? CORE B The Animal Resource Core (Core B) will provide the three Projects with unique mouse models to study potential mechanisms underlying muscle fiber loss that occurs during age-associated sarcopenia. These models will be based on the sarcopenia phenotype we discovered in the Cu/Zn-superoxide dismutase knockout mice (Sod1KO) and the unique, conditional knockout mouse that we have generated, which allows one to study the conditional expression of Sod1 on loss of muscle mass and function.
The specific aims of Core B are:
Specific Aim 1. Maintain aging colonies of male wildtype (WT) and Sod1KO mice for the Projects.

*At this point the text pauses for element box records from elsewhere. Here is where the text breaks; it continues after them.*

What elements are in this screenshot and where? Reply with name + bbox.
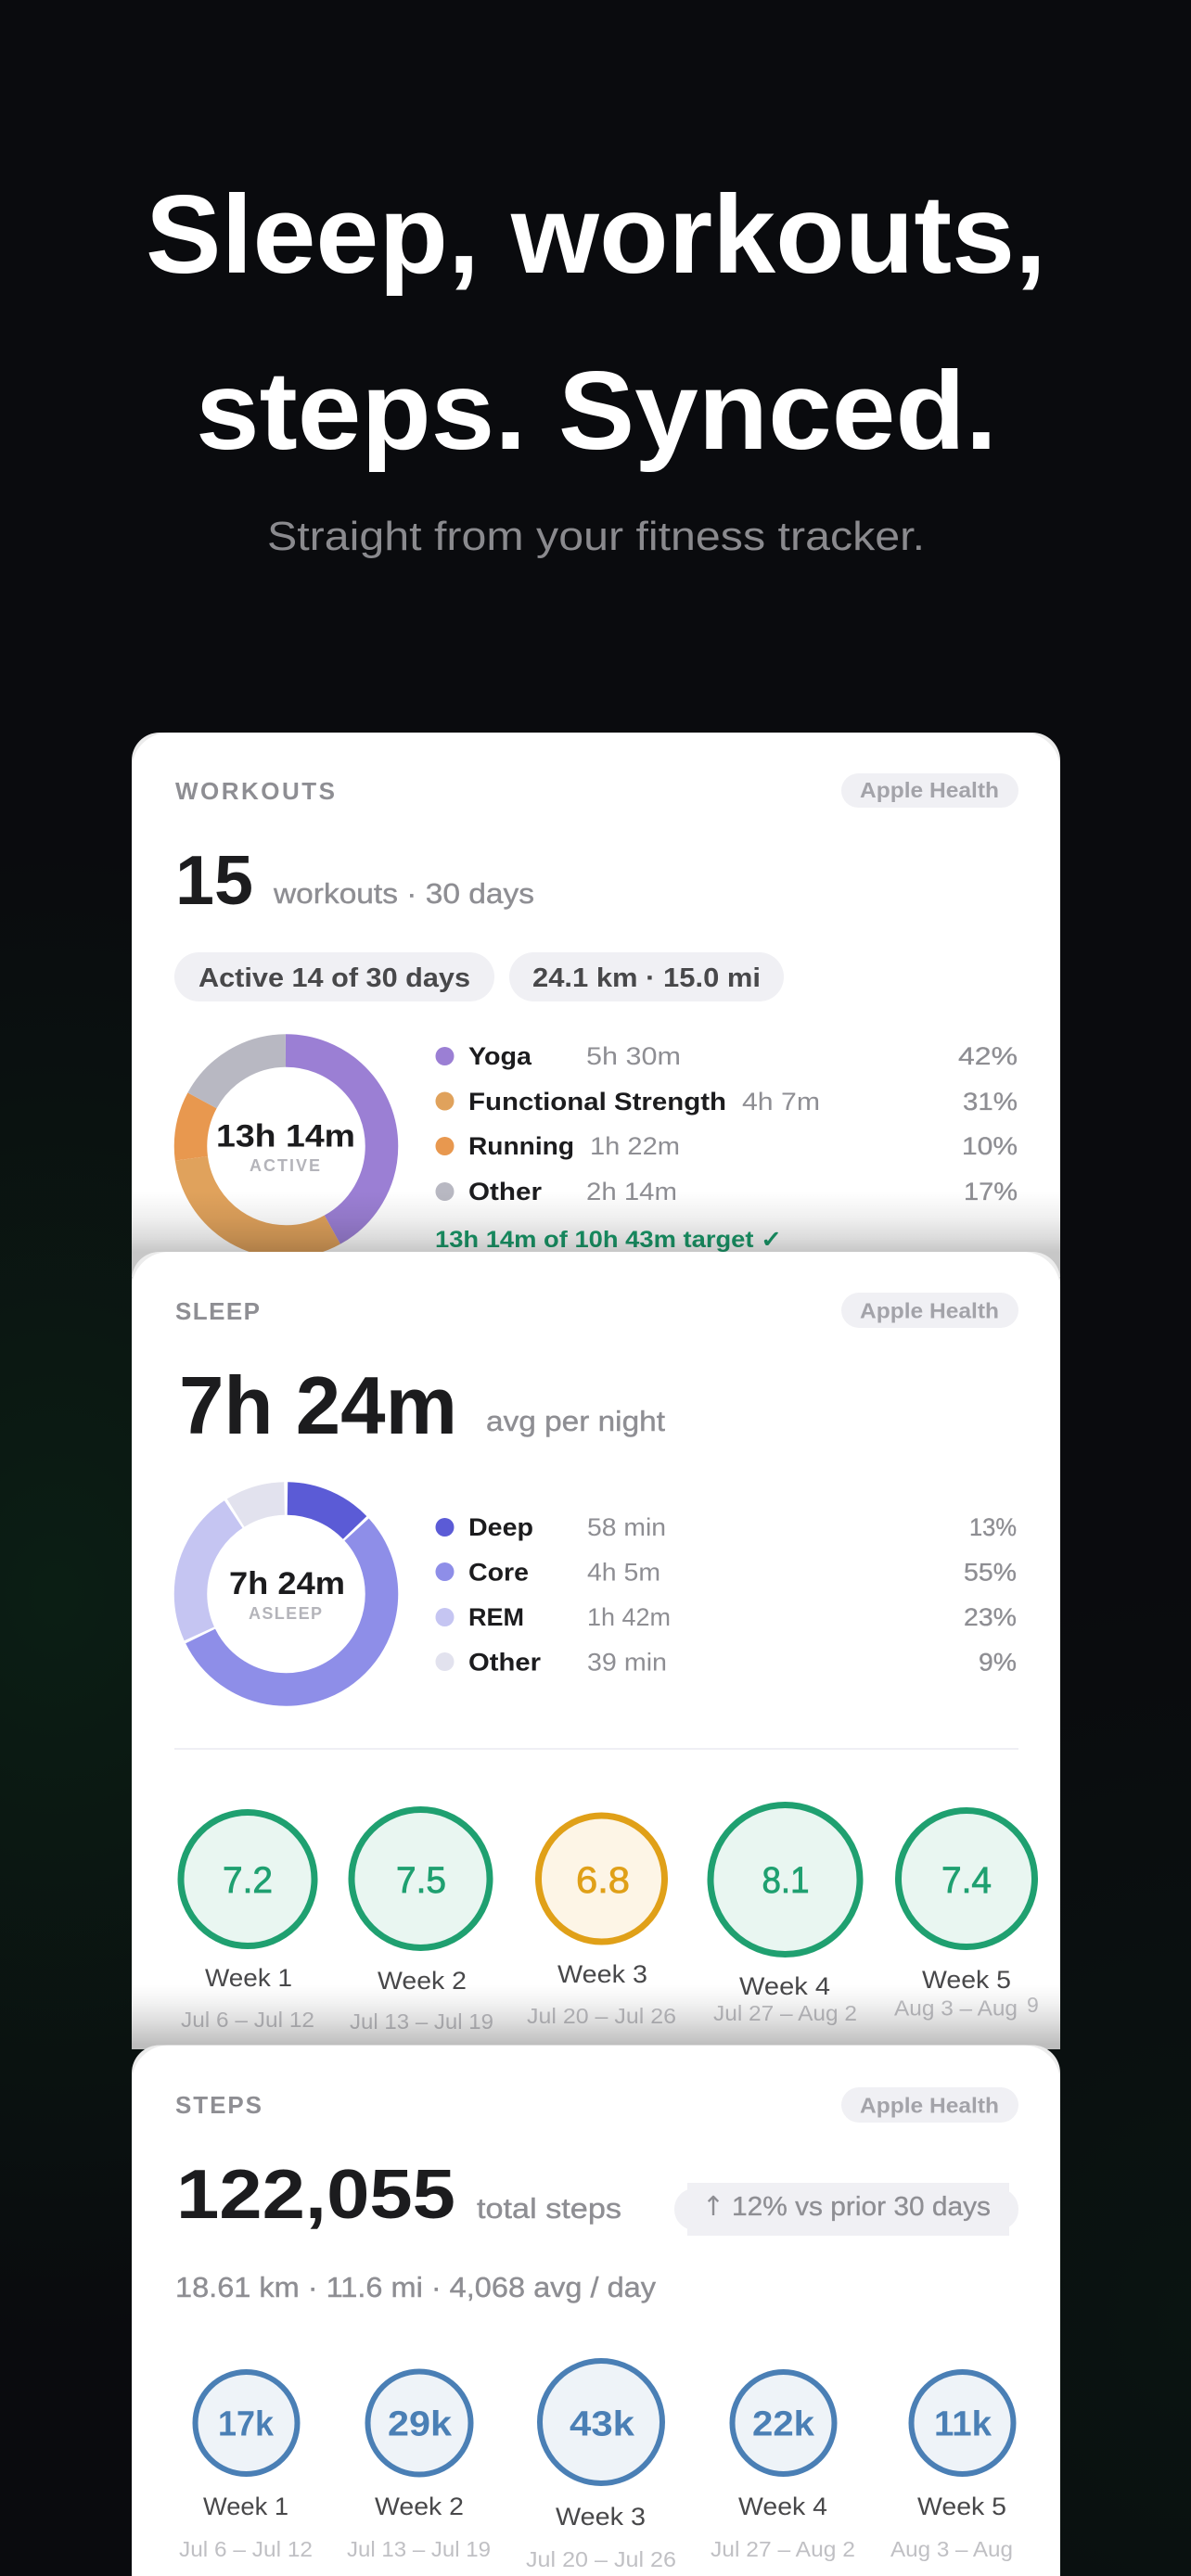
- trend badge: 12% vs prior 30 days: [732, 2192, 991, 2222]
- metric: workout count: [180, 856, 533, 910]
- steps week 1: Jul 6 – Jul 12: [179, 2537, 313, 2561]
- badge: apple health: Apple Health: [860, 1298, 999, 1322]
- badge: apple health: [841, 1293, 1018, 1328]
- steps week 3: Jul 20 – Jul 26: [526, 2547, 676, 2571]
- donut label: active total: 13h 14m: [216, 1118, 355, 1154]
- legend row: other: 17%: [964, 1178, 1018, 1205]
- donut label: active total: ACTIVE: [250, 1156, 320, 1175]
- legend row: other: Other: [468, 1649, 542, 1677]
- sleep week 5: Week 5: [922, 1966, 1011, 1994]
- pill: active days: Active 14 of 30 days: [198, 963, 470, 993]
- sleep week 4: Jul 27 – Aug 2: [713, 2001, 857, 2025]
- steps week 4: 22k: [752, 2405, 815, 2444]
- donut chart: sleep: [191, 1498, 382, 1690]
- legend row: rem: 1h 42m: [587, 1603, 671, 1631]
- badge: apple health: [841, 773, 1018, 808]
- sleep week 3: Jul 20 – Jul 26: [527, 2004, 676, 2028]
- legend row: running: Running: [468, 1132, 574, 1160]
- sleep week 5: 9: [1027, 1993, 1039, 2017]
- sleep week 2: [350, 1810, 493, 2034]
- pill: active days: [174, 952, 494, 1001]
- legend row: functional strength: [436, 1092, 1017, 1115]
- steps week 2: Week 2: [375, 2493, 464, 2520]
- legend row: deep: [436, 1517, 1017, 1541]
- legend row: deep: 58 min: [587, 1513, 666, 1541]
- legend row: deep: Deep: [468, 1513, 533, 1541]
- donut label: asleep total: ASLEEP: [249, 1604, 322, 1623]
- heading: workouts: WORKOUTS: [175, 777, 335, 805]
- sleep week 2: 7.5: [396, 1860, 446, 1901]
- sleep week 1: Jul 6 – Jul 12: [181, 2008, 314, 2032]
- steps week 5: [890, 2372, 1013, 2561]
- donut label: asleep total: [230, 1571, 343, 1619]
- legend row: other: 9%: [979, 1649, 1017, 1677]
- panel: sleep: [132, 1252, 1060, 2086]
- legend row: yoga: 5h 30m: [586, 1042, 681, 1070]
- sleep week 4: 8.1: [762, 1860, 809, 1901]
- steps week 4: Jul 27 – Aug 2: [711, 2537, 855, 2561]
- metric: average sleep: 7h 24m: [179, 1359, 457, 1451]
- legend row: other: 2h 14m: [586, 1178, 677, 1205]
- target note: 13h 14m of 10h 43m target ✓: [435, 1227, 782, 1253]
- legend row: running: 1h 22m: [590, 1132, 680, 1160]
- panel: steps: [132, 2046, 1060, 2576]
- sleep week 1: Week 1: [205, 1964, 292, 1992]
- steps week 3: [526, 2361, 676, 2571]
- subtitle: Straight from your fitness tracker.: [267, 514, 925, 559]
- legend row: functional strength: Functional Strength: [468, 1088, 726, 1116]
- trend badge: [674, 2183, 1018, 2236]
- legend row: yoga: 42%: [958, 1042, 1018, 1070]
- steps week 2: [347, 2372, 491, 2561]
- donut label: active total: [218, 1124, 353, 1171]
- metric: average sleep: [182, 1374, 665, 1437]
- steps week 1: Week 1: [203, 2493, 288, 2520]
- card: workouts background: [132, 733, 1060, 1326]
- trend badge: ↑: [702, 2190, 724, 2222]
- legend row: core: Core: [468, 1558, 529, 1586]
- pill: distance: [509, 952, 784, 1001]
- sleep week 3: Week 3: [557, 1960, 647, 1988]
- legend row: core: 4h 5m: [587, 1558, 660, 1586]
- pill: distance: 24.1 km · 15.0 mi: [532, 963, 761, 993]
- legend row: rem: REM: [468, 1603, 524, 1631]
- legend row: functional strength: 4h 7m: [742, 1088, 820, 1116]
- legend row: core: [436, 1562, 1017, 1581]
- metric: workout count: workouts · 30 days: [273, 877, 534, 910]
- title: Sleep, workouts,: [146, 172, 1046, 297]
- panel: workouts: [132, 733, 1060, 1326]
- steps week 2: 29k: [388, 2405, 453, 2444]
- metric: workout count: 15: [175, 841, 253, 919]
- sleep week 2: Week 2: [378, 1967, 467, 1995]
- legend row: running: [436, 1137, 1017, 1159]
- sleep week 5: [894, 1810, 1039, 2020]
- steps week 2: Jul 13 – Jul 19: [347, 2537, 491, 2561]
- sleep week 5: 7.4: [941, 1860, 992, 1901]
- card: steps background: [132, 2046, 1060, 2576]
- title: [146, 172, 1046, 473]
- steps week 5: Aug 3 – Aug: [890, 2537, 1013, 2561]
- donut chart: workouts: [191, 1051, 382, 1242]
- sleep week 4: Week 4: [739, 1972, 830, 2000]
- legend row: yoga: Yoga: [468, 1042, 532, 1070]
- card: sleep background: [132, 1252, 1060, 2086]
- badge: apple health: [841, 2087, 1018, 2123]
- steps week 4: [711, 2372, 855, 2561]
- heading: sleep: SLEEP: [175, 1297, 260, 1325]
- metric: average sleep: avg per night: [486, 1405, 665, 1437]
- steps week 5: Week 5: [917, 2493, 1006, 2520]
- metric: total steps: [181, 2169, 621, 2229]
- legend row: other: 39 min: [587, 1649, 667, 1677]
- legend row: functional strength: 31%: [963, 1088, 1018, 1116]
- sleep week 3: 6.8: [576, 1860, 630, 1901]
- sleep week 2: Jul 13 – Jul 19: [350, 2009, 493, 2034]
- legend row: deep: 13%: [969, 1513, 1017, 1541]
- legend row: other: [436, 1652, 1017, 1671]
- sleep week 4: [711, 1804, 860, 2025]
- legend row: rem: 23%: [964, 1603, 1017, 1631]
- stats line: 18.61 km · 11.6 mi · 4,068 avg / day: [175, 2271, 657, 2303]
- heading: steps: STEPS: [175, 2091, 262, 2119]
- steps week 1: 17k: [218, 2405, 275, 2444]
- legend row: yoga: [436, 1046, 1017, 1070]
- sleep week 3: [527, 1816, 676, 2028]
- badge: apple health: Apple Health: [860, 2094, 999, 2118]
- legend row: running: 10%: [962, 1132, 1018, 1160]
- metric: total steps: 122,055: [176, 2155, 455, 2233]
- steps week 4: Week 4: [738, 2493, 827, 2520]
- steps week 5: 11k: [934, 2405, 992, 2444]
- sleep week 1: [181, 1812, 314, 2032]
- donut label: asleep total: 7h 24m: [229, 1566, 345, 1601]
- sleep week 5: Aug 3 – Aug: [894, 1996, 1018, 2020]
- title: steps. Synced.: [196, 349, 997, 473]
- badge: apple health: Apple Health: [860, 778, 999, 802]
- steps week 3: 43k: [570, 2405, 635, 2444]
- sleep week 1: 7.2: [223, 1860, 273, 1901]
- steps week 1: [179, 2372, 313, 2561]
- legend row: core: 55%: [964, 1558, 1017, 1586]
- steps week 3: Week 3: [556, 2503, 646, 2531]
- metric: total steps: total steps: [477, 2192, 621, 2225]
- legend row: rem: [436, 1608, 1017, 1626]
- legend row: other: [436, 1181, 1017, 1201]
- legend row: other: Other: [468, 1178, 543, 1205]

The WT and Sod1KO mice generated by the Core will be maintained until they are 8, 15, and 29 months of age at which time they will be distributed to the three Projects for use in specific experiments.

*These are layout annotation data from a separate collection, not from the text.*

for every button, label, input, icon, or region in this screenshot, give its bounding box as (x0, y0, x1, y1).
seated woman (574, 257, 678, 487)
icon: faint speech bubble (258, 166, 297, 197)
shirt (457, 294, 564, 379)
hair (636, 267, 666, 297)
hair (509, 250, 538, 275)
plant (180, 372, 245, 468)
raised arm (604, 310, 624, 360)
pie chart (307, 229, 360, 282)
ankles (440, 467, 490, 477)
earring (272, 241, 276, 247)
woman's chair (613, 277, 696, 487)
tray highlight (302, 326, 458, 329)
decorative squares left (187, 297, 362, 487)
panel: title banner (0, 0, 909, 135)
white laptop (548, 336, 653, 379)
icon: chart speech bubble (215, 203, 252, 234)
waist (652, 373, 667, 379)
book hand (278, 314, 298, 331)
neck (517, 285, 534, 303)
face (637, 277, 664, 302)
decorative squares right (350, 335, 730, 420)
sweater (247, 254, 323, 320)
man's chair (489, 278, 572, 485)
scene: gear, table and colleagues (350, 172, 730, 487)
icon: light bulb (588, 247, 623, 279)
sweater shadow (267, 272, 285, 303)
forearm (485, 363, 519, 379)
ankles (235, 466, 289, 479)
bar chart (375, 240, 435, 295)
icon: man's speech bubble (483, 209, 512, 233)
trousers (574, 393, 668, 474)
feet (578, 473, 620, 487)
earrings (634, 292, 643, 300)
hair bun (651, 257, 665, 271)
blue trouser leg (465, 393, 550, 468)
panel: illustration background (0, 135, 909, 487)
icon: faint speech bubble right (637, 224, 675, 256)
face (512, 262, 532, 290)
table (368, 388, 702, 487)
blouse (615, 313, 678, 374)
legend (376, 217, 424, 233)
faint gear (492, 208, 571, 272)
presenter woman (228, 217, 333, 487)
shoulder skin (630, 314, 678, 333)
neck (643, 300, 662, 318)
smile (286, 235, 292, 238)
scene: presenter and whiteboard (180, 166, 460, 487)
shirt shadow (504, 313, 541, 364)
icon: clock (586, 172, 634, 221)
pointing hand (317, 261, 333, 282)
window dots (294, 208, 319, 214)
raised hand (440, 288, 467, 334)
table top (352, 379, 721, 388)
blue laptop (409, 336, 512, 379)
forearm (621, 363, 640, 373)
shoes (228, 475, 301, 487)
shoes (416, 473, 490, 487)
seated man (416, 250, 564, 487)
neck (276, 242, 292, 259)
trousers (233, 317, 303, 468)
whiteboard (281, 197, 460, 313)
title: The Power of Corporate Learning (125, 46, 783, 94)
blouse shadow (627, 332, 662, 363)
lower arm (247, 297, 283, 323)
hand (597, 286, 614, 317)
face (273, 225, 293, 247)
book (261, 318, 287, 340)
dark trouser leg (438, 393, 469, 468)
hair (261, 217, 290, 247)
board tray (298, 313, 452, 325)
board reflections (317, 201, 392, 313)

Specific Aim 2. Generate and maintain colonies of male mice (8 and 15 months of age) in which Sod1 expression is conditionally expressed in neurons. (1) Mice lacking Sod1 in neurons will be generated by crossing Sod1flox/flox mice to transgenic mice that express the neuron-specific nestin-cre. (2) Mice lacking Sod1 in neurons and muscle will be generated by crossing transgenetic mice expressing the neuron-specific nestin- cre and the muscle specific acta-cre to Sod1flox/flox mice. (3) Mice that specifically express Sod1 only in neurons will be generated by crossing transgenic mice that express human SOD1 cDNA in neurons to Sod1KO mice.

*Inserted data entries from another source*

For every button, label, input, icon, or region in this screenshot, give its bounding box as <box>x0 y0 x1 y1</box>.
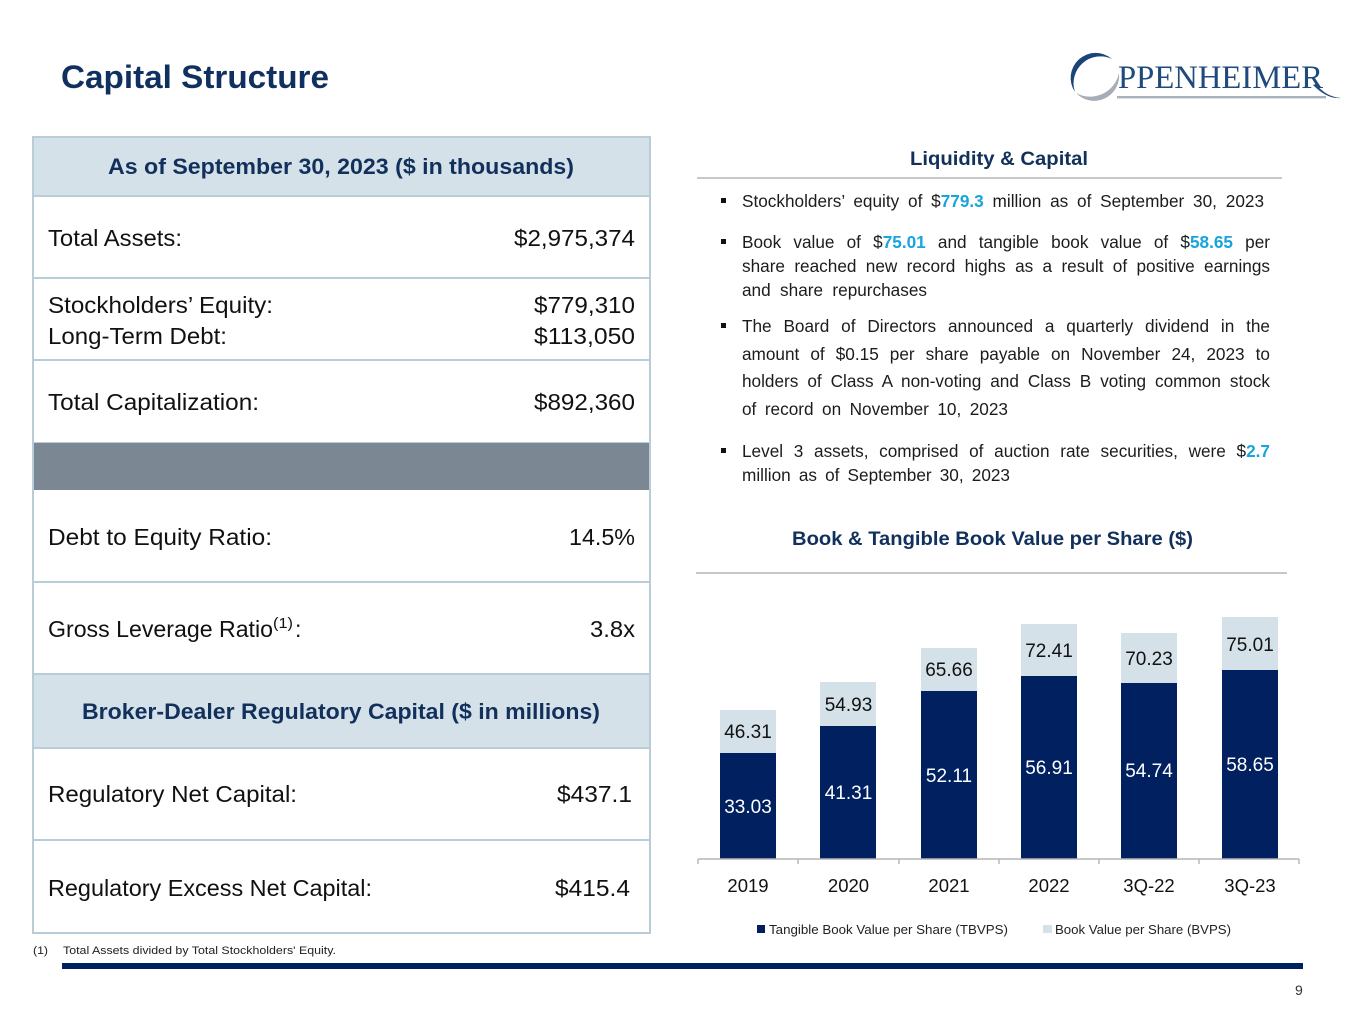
logo: Oppenheimer: PPENHEIMER <box>1118 60 1323 96</box>
bullet: level 3 assets: million as of September 30, 2023 <box>742 465 1010 485</box>
bullet: dividend: holders of Class A non-voting and Class B voting common stock <box>742 371 1270 391</box>
row: equity and debt: Stockholders’ Equity: <box>48 292 273 318</box>
value labels: tangible book value: 58.65 <box>1226 755 1274 776</box>
row: regulatory excess net capital: Regulatory Excess Net Capital: <box>48 875 372 901</box>
row: gross leverage: Gross Leverage Ratio <box>48 616 273 642</box>
bullet: dividend: of record on November 10, 2023 <box>742 399 1008 419</box>
bullet: book value: Book value of $75.01 and tangible book value of $58.65 per <box>742 232 1270 252</box>
value labels: book value <box>724 635 1274 743</box>
page number: 9 <box>1295 982 1303 998</box>
stacked bar chart <box>698 617 1299 937</box>
bullet: book value: share reached new record highs as a result of positive earnings <box>742 256 1270 276</box>
header: broker-dealer: Broker-Dealer Regulatory Capital ($ in millions) <box>82 699 600 724</box>
row: gross leverage: (1) <box>273 615 293 632</box>
row: total assets <box>48 225 635 251</box>
value labels: tangible book value: 54.74 <box>1125 761 1173 782</box>
value labels: book value: 65.66 <box>925 660 973 681</box>
row: debt to equity <box>48 524 635 550</box>
footnote: Total Assets divided by Total Stockholders' Equity. <box>63 945 336 957</box>
bullet: book value <box>721 232 1270 300</box>
row: equity and debt <box>48 292 635 349</box>
row: regulatory net capital: Regulatory Net Capital: <box>48 781 297 807</box>
footnote: (1) <box>33 945 48 957</box>
row: total capitalization: $892,360 <box>534 389 635 415</box>
row: total capitalization <box>48 389 635 415</box>
header: as of date <box>34 138 649 196</box>
value labels: tangible book value: 33.03 <box>724 797 772 818</box>
legend: Book Value per Share (BVPS) <box>1055 922 1231 937</box>
row dividers <box>33 196 650 840</box>
category labels: 2022 <box>1028 875 1070 896</box>
header: as of date: As of September 30, 2023 ($ in thousands) <box>108 154 574 179</box>
row: regulatory net capital: $437.1 <box>557 781 632 807</box>
bullet: stockholders equity: Stockholders’ equity of $779.3 million as of September 30, 2023 <box>742 191 1264 211</box>
value labels: book value: 75.01 <box>1226 635 1274 656</box>
axis <box>698 859 1299 864</box>
row: total assets: $2,975,374 <box>514 225 635 251</box>
bullet: book value: and share repurchases <box>742 280 927 300</box>
header: broker-dealer <box>34 675 649 747</box>
heading: liquidity and capital: Liquidity & Capital <box>910 148 1088 170</box>
category labels: 2020 <box>828 875 869 896</box>
legend <box>757 922 1231 937</box>
category labels: 2021 <box>928 875 970 896</box>
row: equity and debt: Long-Term Debt: <box>48 323 227 349</box>
footer bar <box>62 963 1303 969</box>
category labels: 2019 <box>727 875 769 896</box>
value labels: book value: 54.93 <box>825 695 872 716</box>
row: equity and debt: $779,310 <box>534 292 635 318</box>
row: total capitalization: Total Capitalization: <box>48 389 259 415</box>
value labels: tangible book value: 41.31 <box>825 783 872 804</box>
row: regulatory excess net capital <box>48 875 630 901</box>
bullet: level 3 assets: Level 3 assets, comprised of auction rate securities, were $2.7 <box>742 441 1270 461</box>
value labels: book value: 72.41 <box>1025 641 1073 662</box>
bars: book value per share <box>720 617 1278 753</box>
legend: Tangible Book Value per Share (TBVPS) <box>769 922 1008 937</box>
row: gross leverage: 3.8x <box>590 616 636 642</box>
row: total assets: Total Assets: <box>48 225 182 251</box>
category labels: 3Q-22 <box>1123 875 1175 896</box>
table frame <box>33 137 650 933</box>
heading: book value chart: Book & Tangible Book Value per Share ($) <box>792 528 1193 550</box>
bullet: dividend: The Board of Directors announced a quarterly dividend in the <box>742 316 1270 336</box>
value labels: tangible book value: 56.91 <box>1025 758 1073 779</box>
grey band <box>34 443 649 490</box>
value labels: book value: 46.31 <box>724 722 772 743</box>
bullet: dividend <box>721 316 1270 419</box>
row: regulatory excess net capital: $415.4 <box>555 875 630 901</box>
value labels: tangible book value <box>724 755 1274 818</box>
value labels: tangible book value: 52.11 <box>926 766 972 787</box>
row: gross leverage: : <box>295 616 301 642</box>
row: equity and debt: $113,050 <box>534 323 635 349</box>
title: Capital Structure <box>61 59 329 95</box>
row: gross leverage <box>48 615 636 642</box>
text block: liquidity bullets <box>721 191 1270 485</box>
value labels: book value: 70.23 <box>1125 649 1173 670</box>
row: regulatory net capital <box>48 781 632 807</box>
category labels <box>727 875 1276 896</box>
logo: Oppenheimer <box>1071 53 1341 101</box>
bullet: dividend: amount of $0.15 per share payable on November 24, 2023 to <box>742 344 1270 364</box>
row: debt to equity: 14.5% <box>569 524 635 550</box>
bars: tangible book value per share <box>720 670 1278 859</box>
row: debt to equity: Debt to Equity Ratio: <box>48 524 272 550</box>
category labels: 3Q-23 <box>1224 875 1276 896</box>
panel: capital table <box>33 137 650 933</box>
bullet: level 3 assets <box>721 441 1270 485</box>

Specific Aim 3. Generate and maintain colonies of male mice (8 and 15 months of age) in which antioxidant enzymes are conditionally expressed in skeletal muscle. (1) Mice lacking either Sod1 or Sod2 in muscle will be generated by crossing transgenetic mice expressing the muscle specific cre- recombinase, acta-cre to either Sod1flox/flox or Sod2flox/flox mice. (2) Transgenic mice expressing catalase only in muscle mitochondria will be obtained by crossing acta-cre transgenic mice to mice containing human catalase cDNA containing a mitochondria targeting signal and a floxed stop signal. (3) mMtCAT-Tg mice will be crossed to Sod1KO and acta-cre transgenic mice to produce Sod1KO mice expressing catalase in muscle mitochondria.
Specific Aim 4. Generate novel mouse models to explore novel mechanism that could play a role in the loss of muscle mass in Sod1KO mice. (1) Mice lacking Agrin in the motor neurons of mice will be generated to determine if a disruption of neuromuscular junctions will produce a sarcopenia phenotype. (2) NF- kB reporter mice will be used to measure NF-kB activation in the various animal models. (3) The p16-3MR mouse will be used to study the potential role of cell senescence in sarcopenia. (4) Mice overexpressing a mutated SOD1 transgene in neurons of Sod1KO mice will be generated to study the mechanism whereby Sod1 expression in neurons rescues the sarcopenia phenotype.